A Portaria 1123/2026, assinada pelo ministro Ricardo Lewandowski, determina que o Sinic integrará registros criminais em uma única base nacional, incluindo pessoas condenadas por integrar organizações criminosas ou facções, crimes sexuais contra crianças e adolescentes, estupro, racismo e restrições de acesso a arenas esportivas. Com isso, o sistema se torna a única fonte para emissão da Certidão Nacional Criminal e da Folha de Antecedentes Criminais, substituindo progressivamente certidões emitidas por tribunais, polícias civis e institutos de identificação estaduais.
A Portaria 1122/2026 estabelece regras para o reconhecimento de pessoas em procedimentos criminais, padronizando os processos conduzidos pela Polícia Federal, Polícias Civis e Força Nacional.
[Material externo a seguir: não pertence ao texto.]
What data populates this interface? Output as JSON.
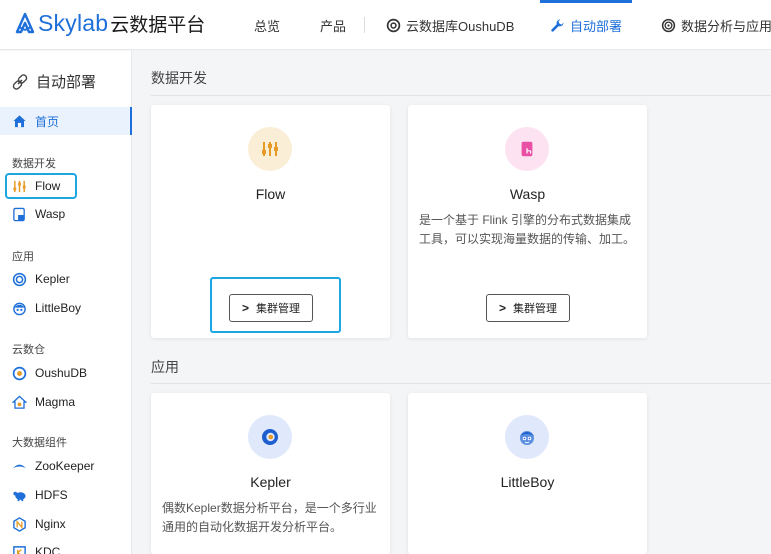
{
  "header": {
    "logo_en": "Skylab",
    "logo_cn": "云数据平台",
    "nav": [
      {
        "label": "总览"
      },
      {
        "label": "产品"
      },
      {
        "label": "云数据库OushuDB",
        "icon": "oushudb-icon"
      },
      {
        "label": "自动部署",
        "icon": "wrench-icon",
        "active": true
      },
      {
        "label": "数据分析与应用Ke",
        "icon": "kepler-icon"
      }
    ]
  },
  "sidebar": {
    "title": "自动部署",
    "home": "首页",
    "groups": [
      {
        "label": "数据开发",
        "items": [
          "Flow",
          "Wasp"
        ]
      },
      {
        "label": "应用",
        "items": [
          "Kepler",
          "LittleBoy"
        ]
      },
      {
        "label": "云数仓",
        "items": [
          "OushuDB",
          "Magma"
        ]
      },
      {
        "label": "大数据组件",
        "items": [
          "ZooKeeper",
          "HDFS",
          "Nginx",
          "KDC"
        ]
      }
    ]
  },
  "main": {
    "sections": [
      {
        "title": "数据开发",
        "cards": [
          {
            "name": "Flow",
            "desc": "",
            "button": "集群管理"
          },
          {
            "name": "Wasp",
            "desc": "是一个基于 Flink 引擎的分布式数据集成工具，可以实现海量数据的传输、加工。",
            "button": "集群管理"
          }
        ]
      },
      {
        "title": "应用",
        "cards": [
          {
            "name": "Kepler",
            "desc": "偶数Kepler数据分析平台，是一个多行业通用的自动化数据开发分析平台。"
          },
          {
            "name": "LittleBoy",
            "desc": ""
          }
        ]
      }
    ]
  },
  "colors": {
    "accent": "#1e6fd9",
    "highlight": "#1ba6e4"
  }
}
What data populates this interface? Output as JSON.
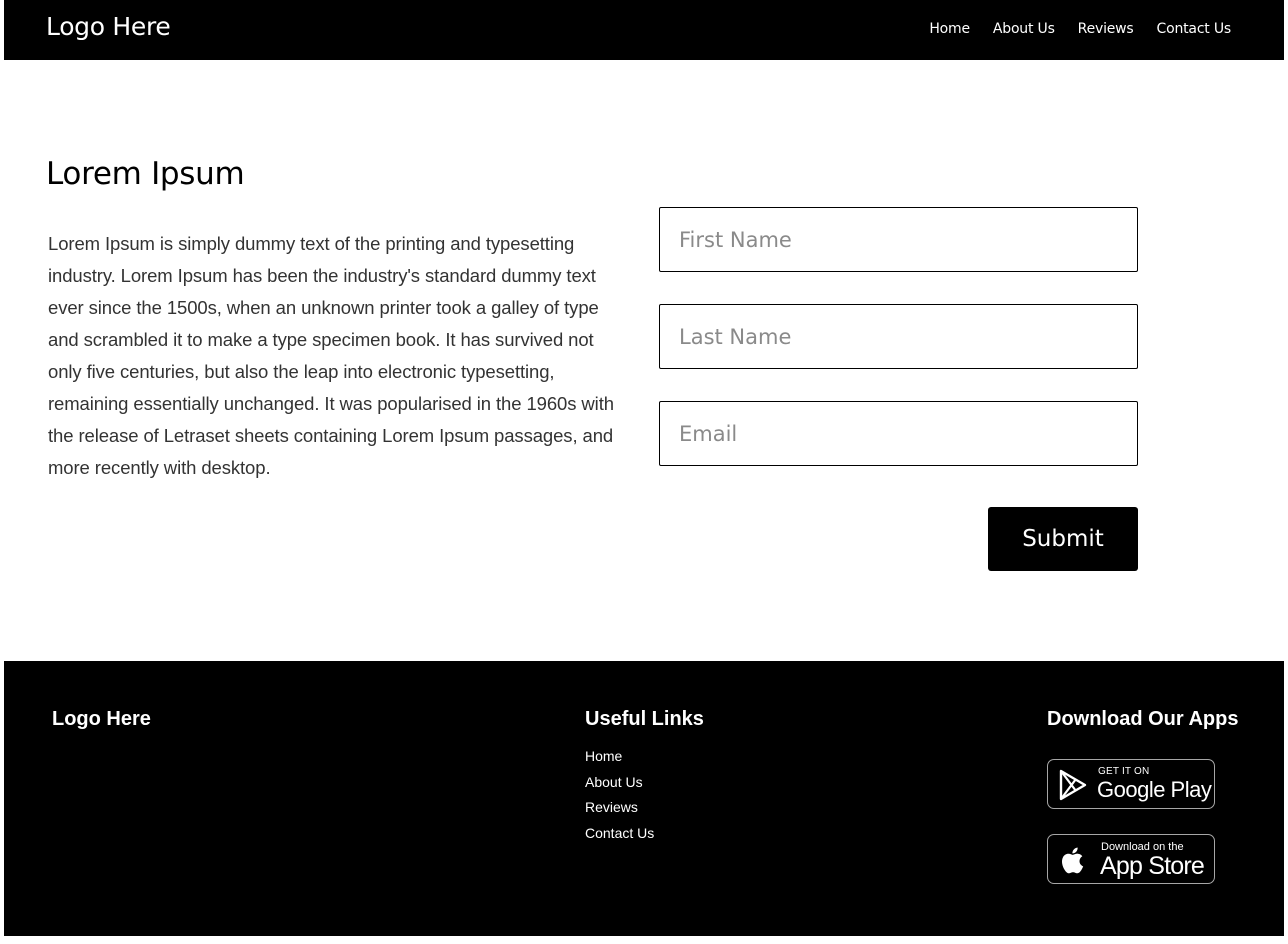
{
  "header": {
    "logo": "Logo Here",
    "nav": [
      "Home",
      "About Us",
      "Reviews",
      "Contact Us"
    ]
  },
  "main": {
    "title": "Lorem Ipsum",
    "body": "Lorem Ipsum is simply dummy text of the printing and typesetting industry. Lorem Ipsum has been the industry's standard dummy text ever since the 1500s, when an unknown printer took a galley of type and scrambled it to make a type specimen book. It has survived not only five centuries, but also the leap into electronic typesetting, remaining essentially unchanged. It was popularised in the 1960s with the release of Letraset sheets containing Lorem Ipsum passages, and more recently with desktop."
  },
  "form": {
    "first_name_placeholder": "First Name",
    "last_name_placeholder": "Last Name",
    "email_placeholder": "Email",
    "first_name_value": "",
    "last_name_value": "",
    "email_value": "",
    "submit_label": "Submit"
  },
  "footer": {
    "logo": "Logo Here",
    "links_title": "Useful Links",
    "links": [
      "Home",
      "About Us",
      "Reviews",
      "Contact Us"
    ],
    "apps_title": "Download Our Apps",
    "google_play": {
      "small": "GET IT ON",
      "big": "Google Play",
      "icon": "google-play-icon"
    },
    "app_store": {
      "small": "Download on the",
      "big": "App Store",
      "icon": "apple-icon"
    }
  },
  "colors": {
    "header_bg": "#000000",
    "footer_bg": "#000000",
    "page_bg": "#ffffff",
    "button_bg": "#000000",
    "text_muted": "#333333"
  }
}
O objetivo é aumentar a confiabilidade das provas, garantir segurança jurídica e respeitar direitos fundamentais, reduzindo o risco de condenações injustas.
O ministério informou que a adesão voluntária e integral ao protocolo será utilizada como critério técnico para priorização de recursos do Fundo Nacional de Segurança Pública (FNSP) destinados a ações investigativas que envolvam reconhecimento de pessoas.
Essas medidas buscam unificar informações criminais e padronizar procedimentos em todo o país, fortalecendo a atuação das polícias e promovendo maior segurança jurídica nas investigações.